O Espectáculo da Desintegração

24.07.2018


Playtime - Vida Moderna.

O grande cómico francês Jacques Tati foi um dos mais fecundos observadores do humano face às mecânicas que o ultrapassam na época moderna. O trajecto da sua célebre personagem, o senhor Hulot, é rumo à solidão: do labirinto social de As Férias do Senhor Hulot (Les Vacances de Monsieur Hulot, 1953) à ininteligibilidade do espaço em Playtime - Vida Moderna (Playtime, 1967), a humanidade aparece como elemento perturbador de uma ordem aparentemente sem origem. A comicidade das sequências é o resultado da irrisão e ampliação, dos gestos mais banais aos edifícios simétricos e assépticos, visando a dialéctica entre a individualidade e a colectividade através da saturação do real. Mas tudo permanece inconclusivo. Talvez por isso Serge Daney tenha afirmado que só Jacques Tati, depois de Buster Keaton, conseguiu fazer rir o maior número de pessoas com o espectáculo das coisas que se desintegram.
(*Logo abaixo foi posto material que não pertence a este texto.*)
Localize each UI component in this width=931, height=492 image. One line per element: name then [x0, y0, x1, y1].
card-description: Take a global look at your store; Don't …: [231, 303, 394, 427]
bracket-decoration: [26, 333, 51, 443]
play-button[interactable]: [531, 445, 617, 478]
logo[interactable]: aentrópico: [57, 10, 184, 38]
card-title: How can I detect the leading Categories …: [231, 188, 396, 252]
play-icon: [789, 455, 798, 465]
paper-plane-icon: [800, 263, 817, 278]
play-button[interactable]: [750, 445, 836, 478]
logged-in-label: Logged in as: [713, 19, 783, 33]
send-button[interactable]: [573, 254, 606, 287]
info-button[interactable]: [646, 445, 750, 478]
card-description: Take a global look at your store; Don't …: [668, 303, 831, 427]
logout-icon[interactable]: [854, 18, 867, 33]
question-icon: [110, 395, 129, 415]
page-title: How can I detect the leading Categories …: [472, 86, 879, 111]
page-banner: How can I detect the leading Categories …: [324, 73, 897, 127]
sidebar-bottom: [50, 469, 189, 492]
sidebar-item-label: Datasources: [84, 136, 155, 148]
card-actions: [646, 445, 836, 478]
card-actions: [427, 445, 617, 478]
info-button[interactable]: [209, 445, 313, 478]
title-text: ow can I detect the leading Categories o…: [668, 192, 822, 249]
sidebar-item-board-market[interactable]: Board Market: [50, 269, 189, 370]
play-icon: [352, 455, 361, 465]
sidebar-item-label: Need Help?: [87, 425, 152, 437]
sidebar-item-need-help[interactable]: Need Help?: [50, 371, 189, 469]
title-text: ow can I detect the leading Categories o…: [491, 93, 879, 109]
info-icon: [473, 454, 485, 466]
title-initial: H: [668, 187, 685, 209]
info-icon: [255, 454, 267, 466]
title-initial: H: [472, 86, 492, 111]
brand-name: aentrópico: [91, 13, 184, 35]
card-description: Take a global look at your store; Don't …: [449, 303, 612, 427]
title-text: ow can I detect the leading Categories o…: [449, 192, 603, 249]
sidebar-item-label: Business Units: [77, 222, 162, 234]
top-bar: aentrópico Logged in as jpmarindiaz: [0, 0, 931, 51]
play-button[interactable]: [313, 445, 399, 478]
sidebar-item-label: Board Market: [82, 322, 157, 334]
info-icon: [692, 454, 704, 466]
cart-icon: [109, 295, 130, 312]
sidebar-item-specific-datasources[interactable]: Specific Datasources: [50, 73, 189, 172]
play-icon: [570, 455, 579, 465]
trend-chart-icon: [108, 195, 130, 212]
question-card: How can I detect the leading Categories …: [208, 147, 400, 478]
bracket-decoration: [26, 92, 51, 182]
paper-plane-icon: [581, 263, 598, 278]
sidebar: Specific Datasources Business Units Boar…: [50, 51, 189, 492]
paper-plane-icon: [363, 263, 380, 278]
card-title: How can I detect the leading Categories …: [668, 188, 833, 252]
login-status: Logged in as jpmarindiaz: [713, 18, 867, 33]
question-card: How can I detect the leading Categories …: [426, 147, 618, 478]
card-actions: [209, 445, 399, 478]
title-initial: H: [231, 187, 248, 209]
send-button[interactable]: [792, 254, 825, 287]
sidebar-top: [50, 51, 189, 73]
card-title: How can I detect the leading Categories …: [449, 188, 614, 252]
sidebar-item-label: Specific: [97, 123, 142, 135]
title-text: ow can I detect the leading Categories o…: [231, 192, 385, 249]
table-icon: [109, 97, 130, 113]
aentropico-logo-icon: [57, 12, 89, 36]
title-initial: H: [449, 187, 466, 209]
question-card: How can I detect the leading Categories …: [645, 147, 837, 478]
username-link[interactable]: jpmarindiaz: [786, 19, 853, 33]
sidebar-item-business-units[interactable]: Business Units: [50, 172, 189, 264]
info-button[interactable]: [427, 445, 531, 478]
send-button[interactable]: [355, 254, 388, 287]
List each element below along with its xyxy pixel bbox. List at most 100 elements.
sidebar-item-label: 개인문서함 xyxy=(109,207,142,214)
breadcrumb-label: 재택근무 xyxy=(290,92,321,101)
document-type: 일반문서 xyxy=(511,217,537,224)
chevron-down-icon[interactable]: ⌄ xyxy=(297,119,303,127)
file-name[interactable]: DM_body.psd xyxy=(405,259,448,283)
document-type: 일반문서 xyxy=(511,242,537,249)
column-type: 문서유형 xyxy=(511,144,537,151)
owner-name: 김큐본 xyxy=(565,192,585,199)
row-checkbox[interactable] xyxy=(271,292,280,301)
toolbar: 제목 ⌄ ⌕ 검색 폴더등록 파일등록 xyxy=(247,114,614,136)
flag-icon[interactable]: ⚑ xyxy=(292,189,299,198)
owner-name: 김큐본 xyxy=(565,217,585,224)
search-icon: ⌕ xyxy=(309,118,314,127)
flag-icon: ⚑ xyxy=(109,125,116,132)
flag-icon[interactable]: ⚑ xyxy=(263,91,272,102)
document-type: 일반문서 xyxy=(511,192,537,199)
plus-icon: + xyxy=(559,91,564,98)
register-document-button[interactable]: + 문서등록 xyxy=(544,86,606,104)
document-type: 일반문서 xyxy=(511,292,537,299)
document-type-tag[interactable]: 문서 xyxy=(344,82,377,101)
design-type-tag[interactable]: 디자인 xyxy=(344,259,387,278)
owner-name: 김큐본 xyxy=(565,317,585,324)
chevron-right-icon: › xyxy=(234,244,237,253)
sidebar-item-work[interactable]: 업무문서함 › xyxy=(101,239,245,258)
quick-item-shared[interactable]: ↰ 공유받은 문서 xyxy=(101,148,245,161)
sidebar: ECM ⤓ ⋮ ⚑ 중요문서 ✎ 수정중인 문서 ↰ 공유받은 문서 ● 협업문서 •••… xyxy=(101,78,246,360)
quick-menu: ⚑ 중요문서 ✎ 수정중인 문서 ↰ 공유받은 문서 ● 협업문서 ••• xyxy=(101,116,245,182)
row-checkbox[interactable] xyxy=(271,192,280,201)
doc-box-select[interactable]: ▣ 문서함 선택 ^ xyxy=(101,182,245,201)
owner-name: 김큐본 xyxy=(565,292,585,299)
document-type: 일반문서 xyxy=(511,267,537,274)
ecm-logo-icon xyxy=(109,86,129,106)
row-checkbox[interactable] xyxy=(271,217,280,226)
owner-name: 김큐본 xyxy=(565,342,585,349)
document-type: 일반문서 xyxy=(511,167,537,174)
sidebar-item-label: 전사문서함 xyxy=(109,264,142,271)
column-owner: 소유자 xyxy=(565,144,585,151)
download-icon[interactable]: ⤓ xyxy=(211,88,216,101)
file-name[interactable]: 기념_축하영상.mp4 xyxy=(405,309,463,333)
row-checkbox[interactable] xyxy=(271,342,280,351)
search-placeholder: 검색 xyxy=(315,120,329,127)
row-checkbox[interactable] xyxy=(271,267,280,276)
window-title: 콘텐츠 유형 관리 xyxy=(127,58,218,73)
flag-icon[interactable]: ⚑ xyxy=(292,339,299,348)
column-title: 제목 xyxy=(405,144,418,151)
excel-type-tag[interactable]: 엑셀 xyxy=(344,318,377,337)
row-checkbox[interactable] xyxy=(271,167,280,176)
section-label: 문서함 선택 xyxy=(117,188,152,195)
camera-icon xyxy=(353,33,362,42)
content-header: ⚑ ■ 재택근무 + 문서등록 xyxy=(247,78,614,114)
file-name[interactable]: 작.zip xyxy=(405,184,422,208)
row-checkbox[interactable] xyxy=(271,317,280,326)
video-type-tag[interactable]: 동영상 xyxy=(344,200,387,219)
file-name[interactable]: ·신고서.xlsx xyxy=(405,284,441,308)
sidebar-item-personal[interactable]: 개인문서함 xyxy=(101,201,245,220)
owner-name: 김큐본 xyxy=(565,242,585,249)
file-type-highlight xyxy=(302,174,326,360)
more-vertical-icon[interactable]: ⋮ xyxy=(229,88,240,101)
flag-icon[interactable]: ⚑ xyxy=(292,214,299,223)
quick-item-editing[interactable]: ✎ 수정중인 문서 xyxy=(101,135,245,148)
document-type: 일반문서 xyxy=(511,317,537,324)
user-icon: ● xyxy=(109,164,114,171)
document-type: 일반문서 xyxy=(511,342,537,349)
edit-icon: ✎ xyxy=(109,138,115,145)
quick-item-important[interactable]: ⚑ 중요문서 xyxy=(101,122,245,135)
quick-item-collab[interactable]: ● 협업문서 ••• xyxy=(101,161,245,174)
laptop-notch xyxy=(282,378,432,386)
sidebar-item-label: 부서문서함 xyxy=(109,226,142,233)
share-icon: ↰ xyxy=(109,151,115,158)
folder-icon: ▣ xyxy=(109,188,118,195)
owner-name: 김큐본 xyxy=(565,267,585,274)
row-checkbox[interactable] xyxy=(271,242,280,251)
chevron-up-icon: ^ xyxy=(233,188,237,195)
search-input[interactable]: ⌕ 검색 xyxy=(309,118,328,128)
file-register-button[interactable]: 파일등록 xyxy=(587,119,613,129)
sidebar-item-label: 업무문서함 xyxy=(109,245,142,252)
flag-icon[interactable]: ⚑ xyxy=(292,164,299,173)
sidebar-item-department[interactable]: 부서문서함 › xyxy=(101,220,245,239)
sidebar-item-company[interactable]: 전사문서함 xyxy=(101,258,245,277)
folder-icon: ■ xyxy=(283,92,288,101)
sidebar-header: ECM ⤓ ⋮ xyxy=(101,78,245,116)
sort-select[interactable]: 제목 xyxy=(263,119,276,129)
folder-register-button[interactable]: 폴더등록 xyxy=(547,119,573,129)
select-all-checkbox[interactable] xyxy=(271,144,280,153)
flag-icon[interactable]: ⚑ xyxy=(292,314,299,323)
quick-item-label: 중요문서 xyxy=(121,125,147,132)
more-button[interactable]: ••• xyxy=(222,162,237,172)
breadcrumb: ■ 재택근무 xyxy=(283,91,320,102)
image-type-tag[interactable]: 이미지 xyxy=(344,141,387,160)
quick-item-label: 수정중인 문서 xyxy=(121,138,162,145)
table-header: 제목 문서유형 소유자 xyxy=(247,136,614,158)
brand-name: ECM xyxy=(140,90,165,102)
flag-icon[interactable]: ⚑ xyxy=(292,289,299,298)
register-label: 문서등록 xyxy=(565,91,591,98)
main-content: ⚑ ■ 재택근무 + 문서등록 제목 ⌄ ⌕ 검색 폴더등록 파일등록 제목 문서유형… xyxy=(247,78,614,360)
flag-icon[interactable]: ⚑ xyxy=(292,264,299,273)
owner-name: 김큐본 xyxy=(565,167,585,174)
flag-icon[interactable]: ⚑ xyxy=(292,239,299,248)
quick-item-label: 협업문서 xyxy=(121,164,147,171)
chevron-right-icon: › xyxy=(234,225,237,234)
Playtime - Vida Moderna é uma obra de confronto directo com o espaço criado pela arquitectura moderna. A exclusão do adorno, o recurso à padronização, o esvaziamento dos volumes, os ângulos rectos, entre outros princípios formais, aparecem neste filme associados a um trabalho rigoroso e exaustivo de inventariação analítica do espaço criado por essa arquitectura. O cineasta, qual demiurgo, não recriou Paris: construiu uma representação complexa da capital francesa levada ao absurdo. Tal processo aproxima o labor detalhado de Tati do de um arquitecto que edifica um universo a partir dos contributos de Jacques Lagrange e Eugène Roman (cenários), Jean Badal e Andreas Winding (fotografia), Francis Lemarque (música), Jacques Maumont (som), e Gérard Pollicand (montagem).

No horizonte da densidade conceptual desta obra não estão conclusões. Playtime - Vida Moderna é um filme de situações e de questões que fixa a resistência ao entendimento como algo intrínseco ao espaço moderno, na sua inesperada linearidade, no mistério da sua funcionalidade. Daí também os equívocos gerados pelas suas características (como a transparência). O que é artisticamente mais significativo é o modo como concatenea o abstracto e o concreto — nas linhas horizontais e verticais, na composição visual geométrica e em extensão, na narrativa cumulativa — e gera um efeito de desnaturalização. No início do filme, à imagem do céu, espaço diluído e sem pontos de fuga, sobrepõe-se a imagem de um edifício, caixa ortogonal de metal e vidro. Imagem contra imagem. A paisagem construída nasce da colisão das dimensões arquitectónicas, plásticas, e narrativas. A estrutura livre do filme abre-se à experiência: cada espaço, cada pormenor, cada gesto, podem ser observados como puros elementos contrastantes. Face ao pouco êxito comercial da obra, que até aquela altura tinha sido a mais cara produção do cinema francês, o cineasta terá dito que esperava um pouco mais de atenção e de imaginação por parte dos espectadores. Porque Playtime - Vida Moderna molda também um espaço cultural constituído por miragens que emergem como símbolos do passado — como o reflexo numa porta de vidro do Arco do Triunfo e de outros monumentos que vai pontuando a acção como uma assombração.